Nach deswegen gehaltener Umfrage wurde durch Mehrheit der Ministerialstimmen beschloßen,

um der Landes-Cultur einen höheren Schwung, und den Unternehmern mehr Aufmunterung und Ersatz ihrer aufgewandten Kösten zu geben, für alle künftig neu cultivirt werdende öde Gründe eine 25iährige Zehentbefreiung, ohne die {11v} Landschaft zu vernehmen, zu bestimmen und vestzusetzen, daß die schon vor dieser Verordnung cultivirte öde Gründe unter dieser Zehentbefreiung und in so weit begrifen seyn sollen, als der Zehentherr nicht schon zum Besitze des Zehents gelanget ist und das Zehentrecht nicht wirklich schon ausübet.
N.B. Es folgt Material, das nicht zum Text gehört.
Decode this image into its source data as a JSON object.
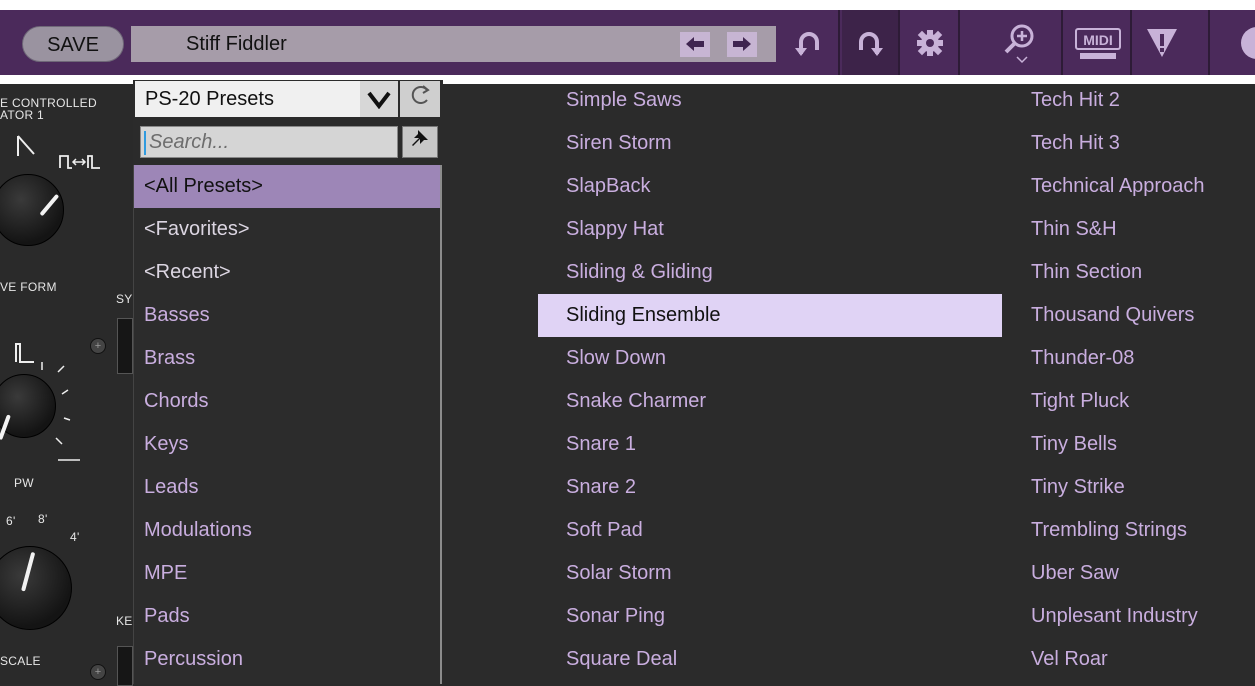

In solchem Falle sollen solche Gründe noch so lange zehentfrei bleiben, bis die obigen statuirten 25 Jahre mit Einrechnung der bisher verordnet gewesenen 10 Jahre werden verflossen seyn. Denn da diese Zehentbefreiung die Begünstigung der Cultur zum Endzweck hat, so ist selbe nicht auf blosse Umrisse oder Neugereute, wodurch blos Holz- und Miesgründe zu Felder gemacht werden, auszudehnen, sondern sie solle sich blos auf wahrhaft öde und neucultivirte Gründe beziehen.

23. Vortrag Schenk: Übertragung der Stelle als Steuereinnehmer im Amt Bornefeld/Hückeswagen (Hzgtm. Berg) von Johann Wilhelm Paar auf seinen Sohn Johann Daniel Paar351.

24. Vortrag Zentner: Die durch die Versetzung von Franz Schilcher an die Landesdirektion Neuburg freigewordene Ratsstelle bei der 5. Deputation der GLD solle auf Anraten des MF vorerst nicht wiederbesetzt werden, da die Deputation »mit Räthen hinlänglich besetzet« sei.

Kfstl. Entschließung dazu 5. Juni 1801: Der Beschluß wird bis zum »Hauptvortrage« über die Organisation der GLD ausgesetzt.

Vorlage der Beschlüsse beim Kurfürsten zur Genehmigung.

Anmerkungen

351
Im HStK 1800, S. 332, findet sich der Name als »Baas«.